The Prime Minister on Friday toured Melbourne’s CSL plant, which the government claims will produce a million doses of the AstraZeneca vaccine a week.
The government aimed to have four million Australians vaccinated by early April, but has so far fallen well short of meeting the target.
Mr Morrison said Australia would get to just 500,000 vaccinations by the beginning of next week, but claimed the imminent arrival of onshore production would be a “game changer” for the rollout.
“This just keeps building every week, every single week, and now the supply is on out of our Australian-made vaccine here,” he said. “This has been the big game-changer that we’ve been working so long and so hard to secure for our country.”

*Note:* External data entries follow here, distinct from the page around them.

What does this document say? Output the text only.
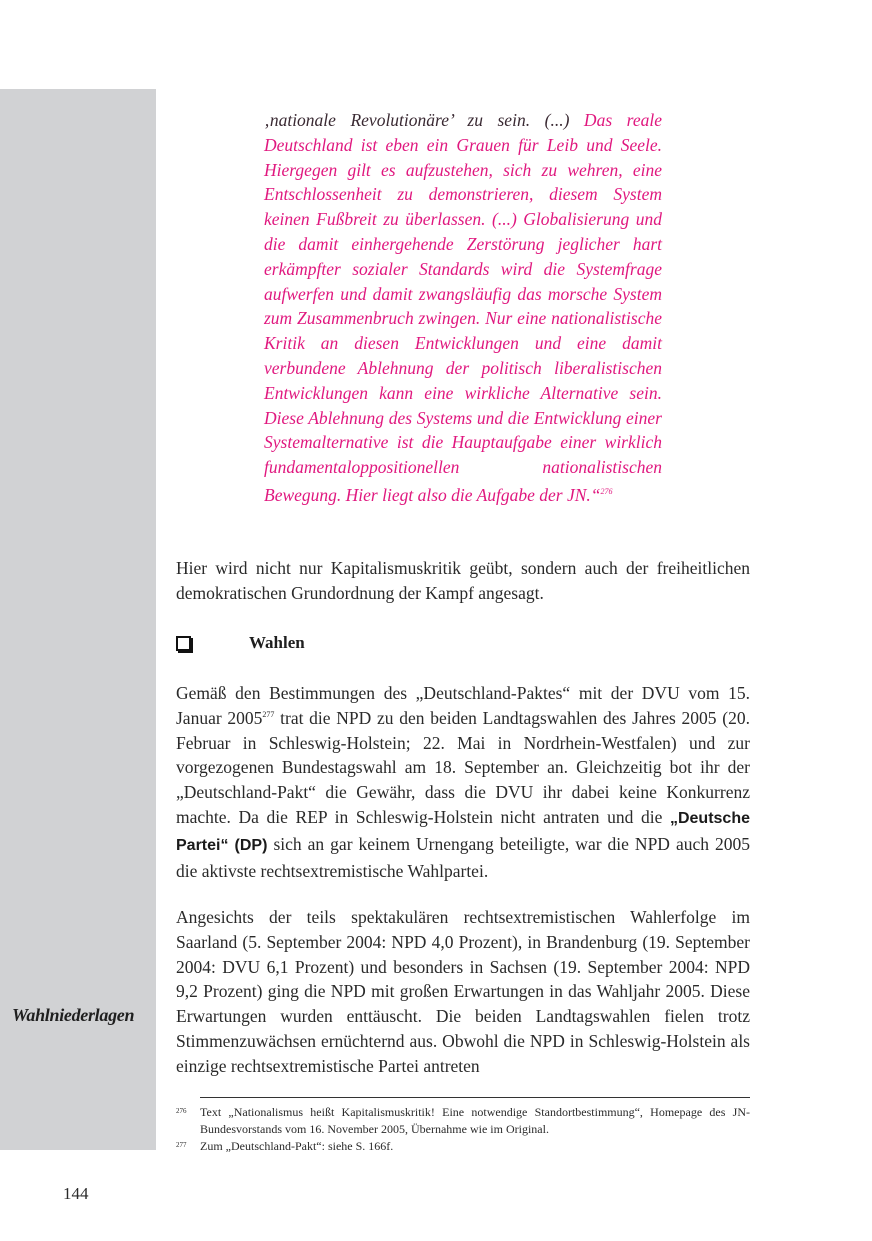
Wahlniederlagen

‚nationale Revolutionäre’ zu sein. (...) Das reale Deutschland ist eben ein Grauen für Leib und Seele. Hiergegen gilt es aufzustehen, sich zu wehren, eine Entschlossenheit zu demonstrieren, diesem System keinen Fußbreit zu überlassen. (...) Globalisierung und die damit einhergehende Zerstörung jeglicher hart erkämpfter sozialer Standards wird die Systemfrage aufwerfen und damit zwangsläufig das morsche System zum Zusammenbruch zwingen. Nur eine nationalistische Kritik an diesen Entwicklungen und eine damit verbundene Ablehnung der politisch liberalistischen Entwicklungen kann eine wirkliche Alternative sein. Diese Ablehnung des Systems und die Entwicklung einer Systemalternative ist die Hauptaufgabe einer wirklich fundamentaloppositionellen nationalistischen Bewegung. Hier liegt also die Aufgabe der JN.“$^{276}$

Hier wird nicht nur Kapitalismuskritik geübt, sondern auch der freiheitlichen demokratischen Grundordnung der Kampf angesagt.

Wahlen

Gemäß den Bestimmungen des „Deutschland-Paktes“ mit der DVU vom 15. Januar 2005$^{277}$ trat die NPD zu den beiden Landtagswahlen des Jahres 2005 (20. Februar in Schleswig-Holstein; 22. Mai in Nordrhein-Westfalen) und zur vorgezogenen Bundestagswahl am 18. September an. Gleichzeitig bot ihr der „Deutschland-Pakt“ die Gewähr, dass die DVU ihr dabei keine Konkurrenz machte. Da die REP in Schleswig-Holstein nicht antraten und die „Deutsche Partei“ (DP) sich an gar keinem Urnengang beteiligte, war die NPD auch 2005 die aktivste rechtsextremistische Wahlpartei.

Angesichts der teils spektakulären rechtsextremistischen Wahlerfolge im Saarland (5. September 2004: NPD 4,0 Prozent), in Brandenburg (19. September 2004: DVU 6,1 Prozent) und besonders in Sachsen (19. September 2004: NPD 9,2 Prozent) ging die NPD mit großen Erwartungen in das Wahljahr 2005. Diese Erwartungen wurden enttäuscht. Die beiden Landtagswahlen fielen trotz Stimmenzuwächsen ernüchternd aus. Obwohl die NPD in Schleswig-Holstein als einzige rechtsextremistische Partei antreten

276	Text „Nationalismus heißt Kapitalismuskritik! Eine notwendige Standortbestimmung“, Homepage des JN-Bundesvorstands vom 16. November 2005, Übernahme wie im Original.
277	Zum „Deutschland-Pakt“: siehe S. 166f.
144
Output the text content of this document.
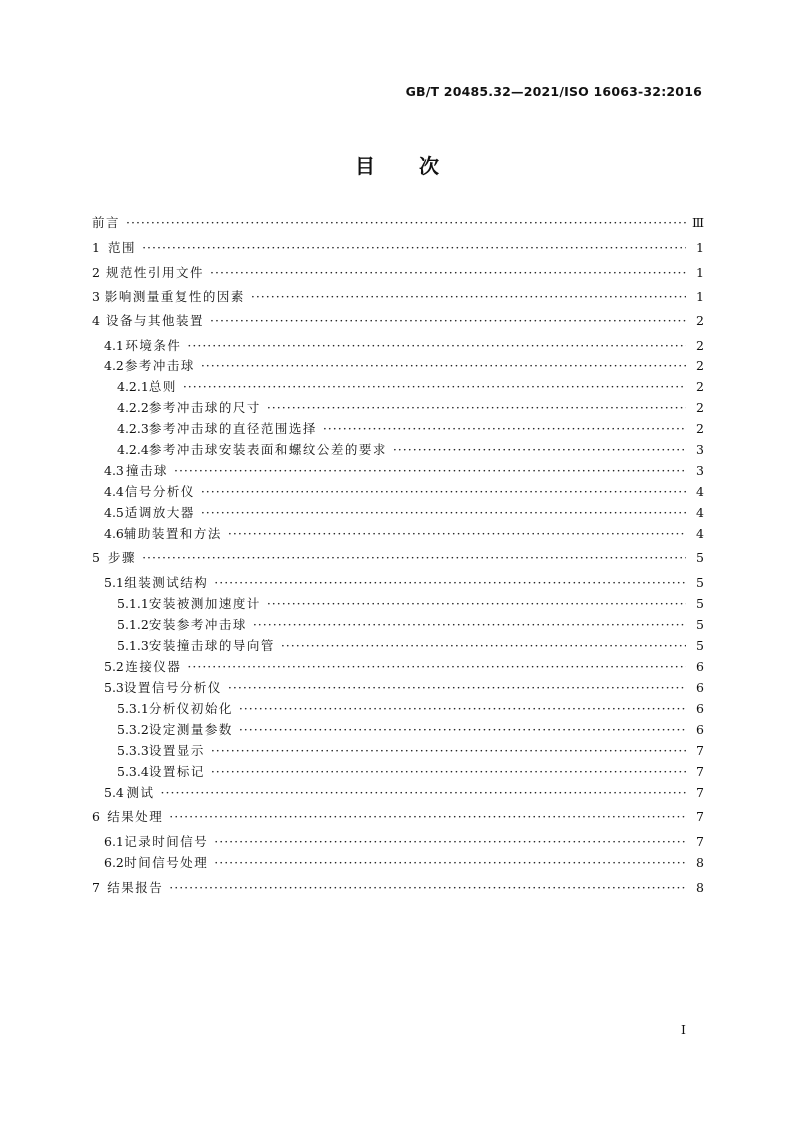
GB/T 20485.32—2021/ISO 16063-32:2016
目 次
前言 ·····	Ⅲ
1 范围 ·····	1
2 规范性引用文件 ·····	1
3 影响测量重复性的因素 ·····	1
4 设备与其他装置 ·····	2
4.1 环境条件 ·····	2
4.2 参考冲击球 ·····	2
4.2.1 总则 ·····	2
4.2.2 参考冲击球的尺寸 ·····	2
4.2.3 参考冲击球的直径范围选择 ·····	2
4.2.4 参考冲击球安装表面和螺纹公差的要求 ·····	3
4.3 撞击球 ·····	3
4.4 信号分析仪 ·····	4
4.5 适调放大器 ·····	4
4.6 辅助装置和方法 ·····	4
5 步骤 ·····	5
5.1 组装测试结构 ·····	5
5.1.1 安装被测加速度计 ·····	5
5.1.2 安装参考冲击球 ·····	5
5.1.3 安装撞击球的导向管 ·····	5
5.2 连接仪器 ·····	6
5.3 设置信号分析仪 ·····	6
5.3.1 分析仪初始化 ·····	6
5.3.2 设定测量参数 ·····	6
5.3.3 设置显示 ·····	7
5.3.4 设置标记 ·····	7
5.4 测试 ·····	7
6 结果处理 ·····	7
6.1 记录时间信号 ·····	7
6.2 时间信号处理 ·····	8
7 结果报告 ·····	8
I
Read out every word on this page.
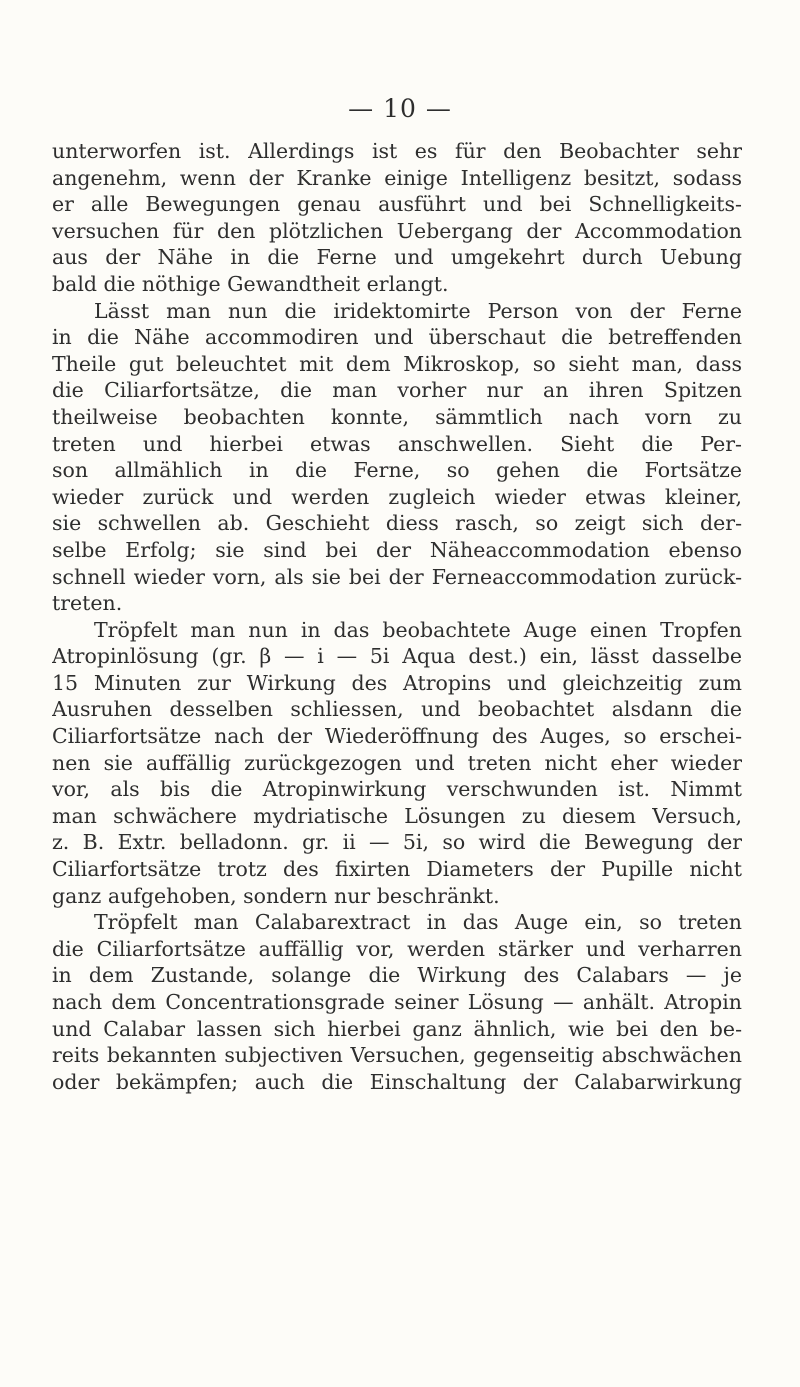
— 10 —
unterworfen ist. Allerdings ist es für den Beobachter sehr
angenehm, wenn der Kranke einige Intelligenz besitzt, sodass
er alle Bewegungen genau ausführt und bei Schnelligkeits-
versuchen für den plötzlichen Uebergang der Accommodation
aus der Nähe in die Ferne und umgekehrt durch Uebung
bald die nöthige Gewandtheit erlangt.
Lässt man nun die iridektomirte Person von der Ferne
in die Nähe accommodiren und überschaut die betreffenden
Theile gut beleuchtet mit dem Mikroskop, so sieht man, dass
die Ciliarfortsätze, die man vorher nur an ihren Spitzen
theilweise beobachten konnte, sämmtlich nach vorn zu
treten und hierbei etwas anschwellen. Sieht die Per-
son allmählich in die Ferne, so gehen die Fortsätze
wieder zurück und werden zugleich wieder etwas kleiner,
sie schwellen ab. Geschieht diess rasch, so zeigt sich der-
selbe Erfolg; sie sind bei der Näheaccommodation ebenso
schnell wieder vorn, als sie bei der Ferneaccommodation zurück-
treten.
Tröpfelt man nun in das beobachtete Auge einen Tropfen
Atropinlösung (gr. β — i — 5i Aqua dest.) ein, lässt dasselbe
15 Minuten zur Wirkung des Atropins und gleichzeitig zum
Ausruhen desselben schliessen, und beobachtet alsdann die
Ciliarfortsätze nach der Wiederöffnung des Auges, so erschei-
nen sie auffällig zurückgezogen und treten nicht eher wieder
vor, als bis die Atropinwirkung verschwunden ist. Nimmt
man schwächere mydriatische Lösungen zu diesem Versuch,
z. B. Extr. belladonn. gr. ii — 5i, so wird die Bewegung der
Ciliarfortsätze trotz des fixirten Diameters der Pupille nicht
ganz aufgehoben, sondern nur beschränkt.
Tröpfelt man Calabarextract in das Auge ein, so treten
die Ciliarfortsätze auffällig vor, werden stärker und verharren
in dem Zustande, solange die Wirkung des Calabars — je
nach dem Concentrationsgrade seiner Lösung — anhält. Atropin
und Calabar lassen sich hierbei ganz ähnlich, wie bei den be-
reits bekannten subjectiven Versuchen, gegenseitig abschwächen
oder bekämpfen; auch die Einschaltung der Calabarwirkung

Australia’s rollout has been marred by the European Union blocking attempts to ship doses of the Pfizer vaccine overseas.
But the Therapeutic Goods Administration on Sunday approved onshore-produced doses for use, beginning with more than 800,000 doses.
Mr Morrison said Australia was leading a “small club” of countries capable of producing its own supply and declared onshore production ramping up as an “extraordinary moment in Australia’s history”.
“If we didn’t achieve this, there would not be a vaccination program in Australia. That’s how serious this task has been. It has been a gargantuan task,” he said.
The comments came after the Australian Electoral Commission was urged to investigate flyers signed by billionaire Clive Palmer and distributed across the country, which falsely claimed Australia’s vaccines were subject to “emergency use” and questioned safety checks.
Mr Morrison blasted the flyers as “misinformation, pure and simple” and said there was no place for politics when it came to the vaccine rollout.